Así, las ciudades con mayor porcentaje de personas de 18 años y más que consideraron que vivir en su ciudad es inseguro fueron: Villahermosa, Coatzacoalcos, Región Norte de la Ciudad de México, Reynosa, Ecatepec de Morelos y la Región Oriente de la Ciudad de México.
Por otro lado, las ciudades cuya percepción de inseguridad es menor fueron: Mérida, Puerto Vallarta, Piedras Negras, Saltillo, Durango y San Francisco de Campeche.
El 81.8 por ciento de la población siente inseguridad en los cajeros automáticos localizados en la vía pública, 74.6 en el transporte público, 68.1 en las calles que habitualmente usa y 67.7 en el banco.
El 35.5 por ciento de la población residente en las ciudades de interés consideró que en los próximos 12 meses la situación de la delincuencia en su ciudad seguirá igual de mal.
Por otra parte, 37.4 por ciento mencionó que la situación empeorará en los próximos 12 meses, lo que representa un aumento en este indicador de 3.3 puntos porcentuales respecto a septiembre de 2016 .

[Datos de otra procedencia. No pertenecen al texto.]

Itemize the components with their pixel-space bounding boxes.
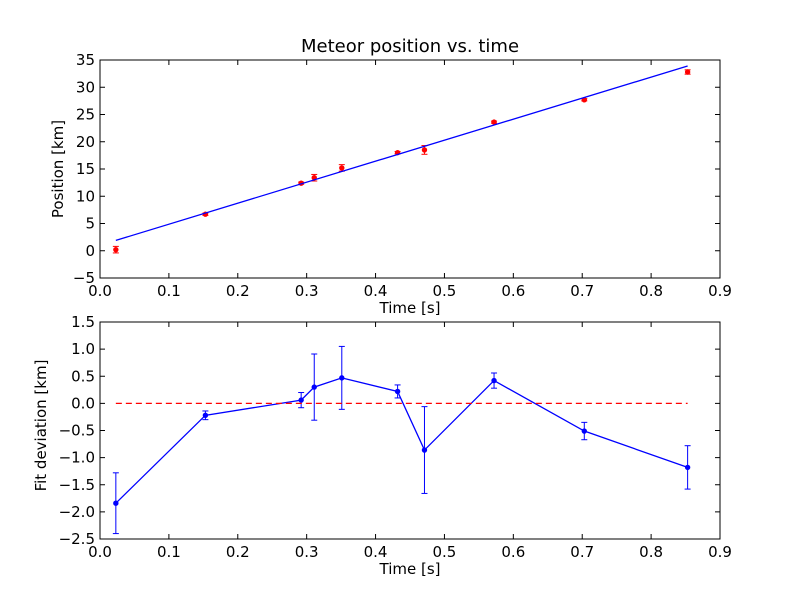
bottom-x-tick-label: 0.4 (364, 543, 388, 561)
top-x-tick-label: 0.0 (88, 282, 112, 300)
bottom-data-point (491, 377, 497, 384)
bottom-y-tick-label: −1.5 (59, 476, 95, 494)
top-subplot: Meteor position vs. time Time [s] Positi… (49, 36, 732, 317)
bottom-data-point (684, 464, 691, 471)
top-x-tick-label: 0.3 (295, 282, 319, 300)
top-y-tick-label: 5 (85, 215, 95, 233)
top-data-point (113, 246, 119, 253)
bottom-x-tick-label: 0.8 (639, 543, 663, 561)
bottom-x-tick-label: 0.6 (501, 543, 525, 561)
top-data-point (684, 69, 691, 75)
bottom-x-axis-label: Time [s] (379, 560, 441, 578)
top-fit-line (115, 65, 688, 242)
top-x-tick-label: 0.5 (433, 282, 457, 300)
bottom-x-tick-label: 0.3 (295, 543, 319, 561)
bottom-x-tick-label: 0.5 (433, 543, 457, 561)
top-y-tick-label: 25 (76, 106, 95, 124)
bottom-y-axis-label: Fit deviation [km] (32, 360, 50, 492)
bottom-subplot: Time [s] Fit deviation [km] 0.0 0.1 0.2 0.3… (32, 313, 732, 578)
top-y-tick-label: 35 (76, 51, 95, 69)
top-data-marks (112, 65, 691, 254)
bottom-y-tick-label: −2.5 (59, 530, 95, 548)
bottom-data-point (298, 397, 304, 403)
top-x-tick-label: 0.1 (157, 282, 181, 300)
top-x-tick-label: 0.4 (364, 282, 388, 300)
bottom-y-tick-label: 0.0 (71, 394, 95, 412)
bottom-data-point (113, 500, 119, 506)
bottom-series-line (115, 377, 688, 504)
top-x-tick-label: 0.2 (226, 282, 250, 300)
bottom-data-point (202, 412, 209, 419)
top-x-tick-label: 0.9 (708, 282, 732, 300)
bottom-y-tick-label: −1.0 (59, 449, 95, 467)
top-y-tick-label: 10 (76, 187, 95, 205)
top-x-tick-label: 0.8 (639, 282, 663, 300)
bottom-data-point (421, 447, 428, 453)
top-y-tick-label: 30 (76, 78, 95, 96)
bottom-data-point (581, 428, 587, 434)
top-x-tick-label: 0.7 (570, 282, 594, 300)
bottom-axis-ticks: 0.0 0.1 0.2 0.3 0.4 0.5 0.6 0.7 0.8 0.9 −2.5 −2.0 −1… (59, 313, 732, 561)
top-y-tick-label: 0 (85, 242, 95, 260)
bottom-y-tick-label: −2.0 (59, 503, 95, 521)
top-data-point (421, 147, 428, 153)
top-chart-title: Meteor position vs. time (301, 36, 519, 57)
top-y-tick-label: 15 (76, 160, 95, 178)
bottom-y-tick-label: 1.5 (71, 313, 95, 331)
bottom-x-tick-label: 0.7 (570, 543, 594, 561)
bottom-x-tick-label: 0.1 (157, 543, 181, 561)
bottom-y-tick-label: 1.0 (71, 340, 95, 358)
bottom-x-tick-label: 0.0 (88, 543, 112, 561)
top-x-axis-label: Time [s] (379, 299, 441, 317)
bottom-x-tick-label: 0.9 (708, 543, 732, 561)
top-y-tick-label: 20 (76, 133, 95, 151)
top-data-point (491, 119, 497, 125)
top-data-point (339, 165, 345, 171)
top-axis-ticks: 0.0 0.1 0.2 0.3 0.4 0.5 0.6 0.7 0.8 0.9 −5 0 5 10 15 20… (73, 51, 732, 300)
top-x-tick-label: 0.6 (501, 282, 525, 300)
bottom-data-point (394, 388, 401, 395)
bottom-data-point (339, 375, 345, 381)
bottom-x-tick-label: 0.2 (226, 543, 250, 561)
top-y-axis-label: Position [km] (49, 120, 67, 218)
top-y-tick-label: −5 (73, 269, 95, 287)
bottom-data-marks (112, 345, 691, 535)
bottom-data-point (311, 384, 317, 390)
bottom-y-tick-label: 0.5 (71, 367, 95, 385)
bottom-y-tick-label: −0.5 (59, 422, 95, 440)
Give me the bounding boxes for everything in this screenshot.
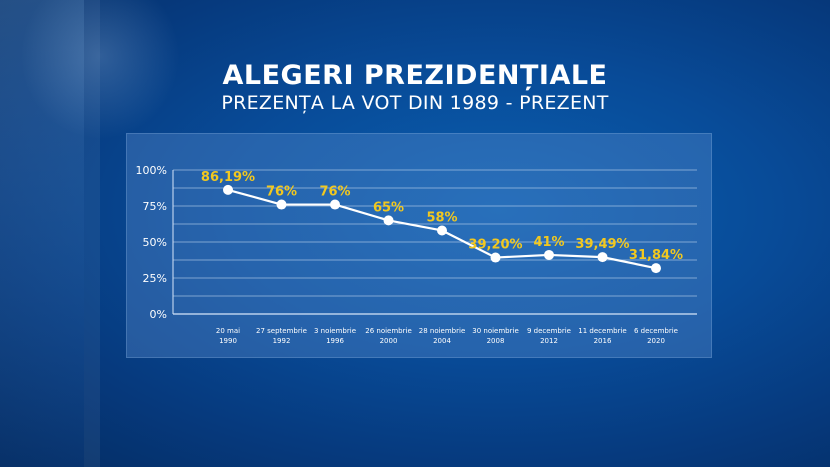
- y-tick-label: 25%: [143, 272, 167, 285]
- data-point: [490, 252, 501, 263]
- data-point: [330, 199, 340, 210]
- turnout-line-chart: 100% 75% 50% 25% 0% 20 mai 1990 27 septembrie 19…: [136, 164, 697, 345]
- data-point: [223, 184, 233, 195]
- y-tick-label: 0%: [150, 308, 167, 321]
- x-tick-label: 28 noiembrie 2004: [419, 327, 466, 345]
- data-label: 39,20%: [468, 238, 522, 253]
- data-label: 86,19%: [201, 170, 255, 185]
- chart-panel: 100% 75% 50% 25% 0% 20 mai 1990 27 septembrie 19…: [126, 133, 712, 358]
- data-label: 31,84%: [629, 248, 683, 263]
- x-tick-label: 9 decembrie 2012: [527, 327, 571, 345]
- data-point: [597, 252, 608, 263]
- data-label: 58%: [426, 210, 457, 225]
- data-label: 76%: [266, 185, 297, 200]
- background-photo-strip: [0, 0, 84, 467]
- data-label: 41%: [533, 235, 564, 250]
- data-point: [383, 215, 394, 226]
- background-light-bar: [84, 0, 100, 467]
- y-tick-label: 50%: [143, 236, 167, 249]
- data-point: [651, 263, 661, 274]
- x-tick-label: 26 noiembrie 2000: [365, 327, 412, 345]
- y-tick-label: 100%: [136, 164, 167, 177]
- data-point: [544, 249, 554, 260]
- x-tick-label: 30 noiembrie 2008: [472, 327, 519, 345]
- x-tick-label: 11 decembrie 2016: [578, 327, 626, 345]
- x-tick-label: 6 decembrie 2020: [634, 327, 678, 345]
- data-label: 65%: [373, 200, 404, 215]
- data-point: [437, 225, 447, 236]
- data-point: [276, 199, 287, 210]
- page-title: ALEGERI PREZIDENȚIALE: [222, 60, 608, 91]
- data-label: 39,49%: [575, 237, 629, 252]
- background-glow: [20, 0, 180, 140]
- page-subtitle: PREZENȚA LA VOT DIN 1989 - PREZENT: [221, 92, 609, 114]
- x-tick-label: 27 septembrie 1992: [256, 327, 307, 345]
- data-label: 76%: [319, 185, 350, 200]
- x-tick-label: 20 mai 1990: [216, 327, 240, 345]
- x-tick-label: 3 noiembrie 1996: [314, 327, 356, 345]
- y-tick-label: 75%: [143, 200, 167, 213]
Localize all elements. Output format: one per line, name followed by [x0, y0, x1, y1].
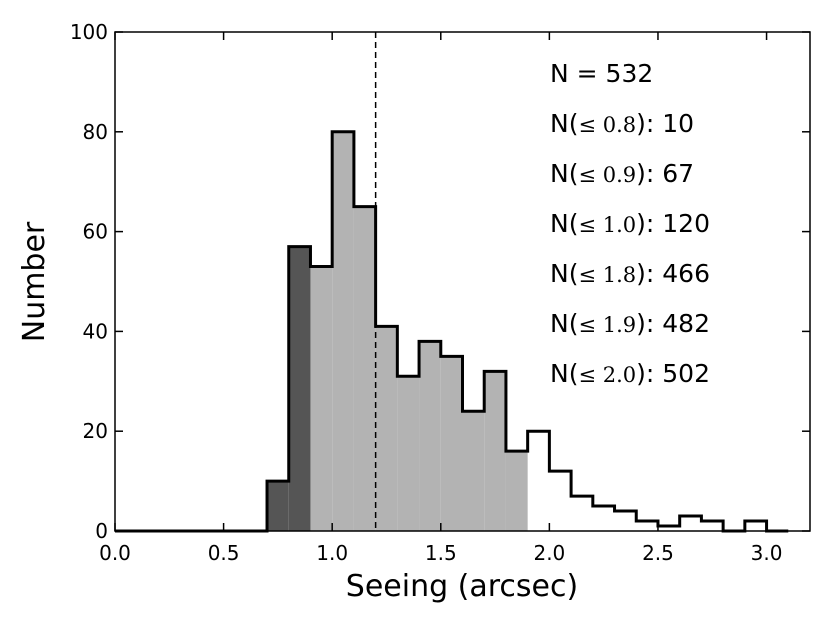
histogram-bar-fill: [288, 246, 311, 531]
x-axis-label: Seeing (arcsec): [346, 569, 578, 604]
axis-tick-labels: 0.0 0.5 1.0 1.5 2.0 2.5 3.0 0 20 40 60 80 100: [70, 20, 783, 565]
annotation-line: N(≤ 2.0): 502: [550, 359, 710, 388]
annotation-line: N(≤ 0.8): 10: [550, 109, 694, 138]
y-axis-label: Number: [17, 221, 52, 342]
y-tick-label: 40: [83, 319, 108, 343]
y-tick-label: 0: [95, 519, 108, 543]
annotation-line: N(≤ 0.9): 67: [550, 159, 694, 188]
histogram-bar-fill: [310, 266, 333, 531]
x-tick-label: 3.0: [751, 541, 783, 565]
x-tick-label: 0.5: [208, 541, 240, 565]
x-tick-label: 2.0: [533, 541, 565, 565]
x-tick-label: 1.0: [316, 541, 348, 565]
plot-frame: [114, 31, 811, 532]
annotation-line: N(≤ 1.8): 466: [550, 259, 710, 288]
annotation-line: N(≤ 1.0): 120: [550, 209, 710, 238]
histogram-fills: [267, 131, 528, 532]
histogram-bar-fill: [267, 481, 289, 531]
histogram-bar-fill: [484, 371, 506, 531]
y-tick-label: 100: [70, 20, 108, 44]
count-annotations: N = 532 N(≤ 0.8): 10 N(≤ 0.9): 67 N(≤ 1.0):…: [550, 59, 710, 388]
histogram-bar-fill: [332, 131, 354, 532]
x-tick-label: 2.5: [642, 541, 674, 565]
histogram-bar-fill: [397, 376, 420, 531]
histogram-bar-fill: [462, 411, 485, 531]
histogram-bar-fill: [505, 451, 528, 531]
y-tick-label: 80: [83, 120, 108, 144]
histogram-bar-fill: [419, 341, 441, 531]
x-tick-label: 1.5: [425, 541, 457, 565]
histogram-bar-fill: [440, 356, 463, 531]
axis-ticks: [114, 31, 810, 532]
y-tick-label: 20: [83, 419, 108, 443]
annotation-line: N = 532: [550, 59, 653, 88]
histogram-bar-fill: [375, 326, 398, 531]
histogram-bar-fill: [353, 206, 376, 531]
histogram-outline: [115, 130, 789, 533]
y-tick-label: 60: [83, 220, 108, 244]
x-tick-label: 0.0: [99, 541, 131, 565]
annotation-line: N(≤ 1.9): 482: [550, 309, 710, 338]
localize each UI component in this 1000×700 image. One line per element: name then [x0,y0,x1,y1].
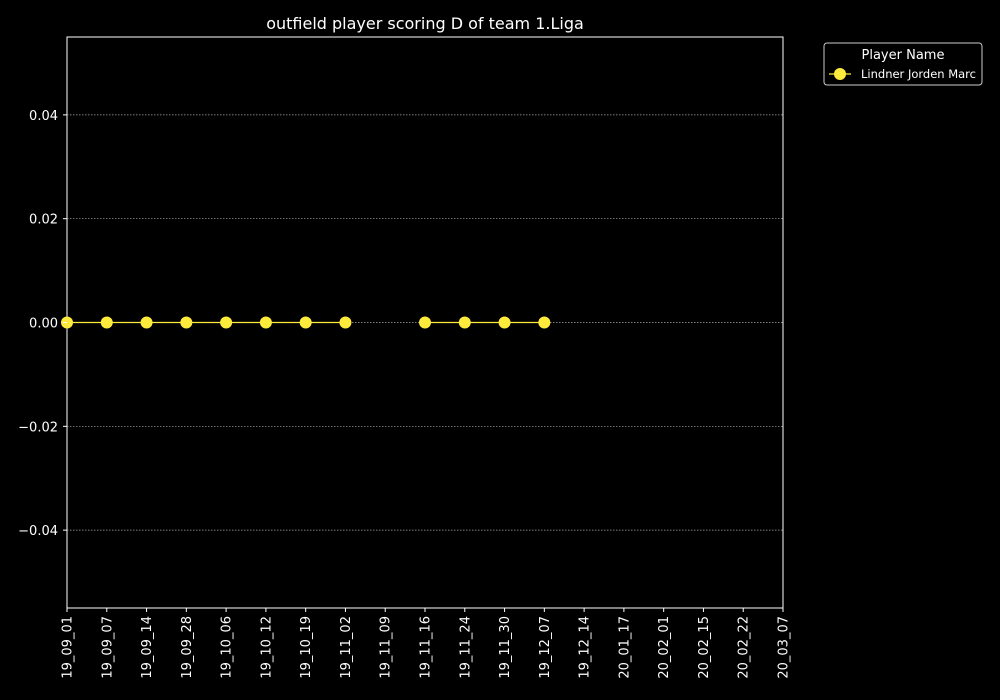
chart-title: outfield player scoring D of team 1.Liga [266,14,584,33]
x-tick-label: 19_09_01 [61,616,76,679]
legend: Player Name Lindner Jorden Marc [823,42,983,86]
y-tick-label: −0.02 [18,420,58,435]
x-tick-label: 19_11_16 [419,616,434,679]
x-tick-label: 19_11_09 [379,616,394,679]
y-tick-label: 0.02 [29,213,58,228]
legend-marker [834,68,846,80]
x-tick-label: 20_03_07 [777,616,792,679]
x-tick-label: 19_09_07 [100,616,115,679]
data-point [538,316,551,329]
y-tick-label: 0.04 [29,109,58,124]
x-tick-label: 19_11_24 [458,616,473,679]
data-point [498,316,511,329]
x-tick-label: 19_09_28 [180,616,195,679]
x-tick-label: 20_02_01 [657,616,672,679]
y-tick-label: 0.00 [29,317,58,332]
data-point [140,316,153,329]
y-axis: −0.04 −0.02 0.00 0.02 0.04 [18,109,67,539]
legend-label: Lindner Jorden Marc [861,67,976,81]
data-point [259,316,272,329]
data-point [339,316,352,329]
x-tick-label: 20_02_22 [737,616,752,679]
x-tick-label: 19_10_19 [299,616,314,679]
x-tick-label: 19_09_14 [140,616,155,679]
x-tick-label: 20_02_15 [697,616,712,679]
series-layer [61,316,551,329]
data-point [419,316,431,329]
data-point [220,316,233,329]
x-tick-label: 19_11_30 [498,616,513,679]
data-point [100,316,113,329]
x-tick-label: 20_01_17 [617,616,632,679]
x-tick-label: 19_12_14 [578,616,593,679]
x-axis: 19_09_01 19_09_07 19_09_14 19_09_28 19_10_06… [61,608,792,679]
legend-box [823,42,983,86]
x-tick-label: 19_11_02 [339,616,354,679]
x-tick-label: 19_10_06 [220,616,235,679]
y-tick-label: −0.04 [18,524,58,539]
legend-title: Player Name [862,48,945,63]
data-point [458,316,471,329]
x-tick-label: 19_10_12 [259,616,274,679]
data-point [299,316,312,329]
x-tick-label: 19_12_07 [538,616,553,679]
data-point [180,316,193,329]
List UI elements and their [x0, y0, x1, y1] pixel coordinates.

El 62.5 por ciento de la población manifestó que durante el tercer trimestre de 2017 modificó sus hábitos respecto a “llevar cosas de valor como joyas, dinero o tarjetas de crédito” por temor a sufrir algún delito.
El 54.3 por ciento reconoció haber cambiado hábitos respecto a “permitir que sus hijos menores salgan de su vivienda”; 52.3 cambió rutinas en cuanto a “caminar por los alrededores de su vivienda, pasadas las ocho de la noche” y 33.4 cambió rutinas relacionadas con “visitar parientes o amigos”.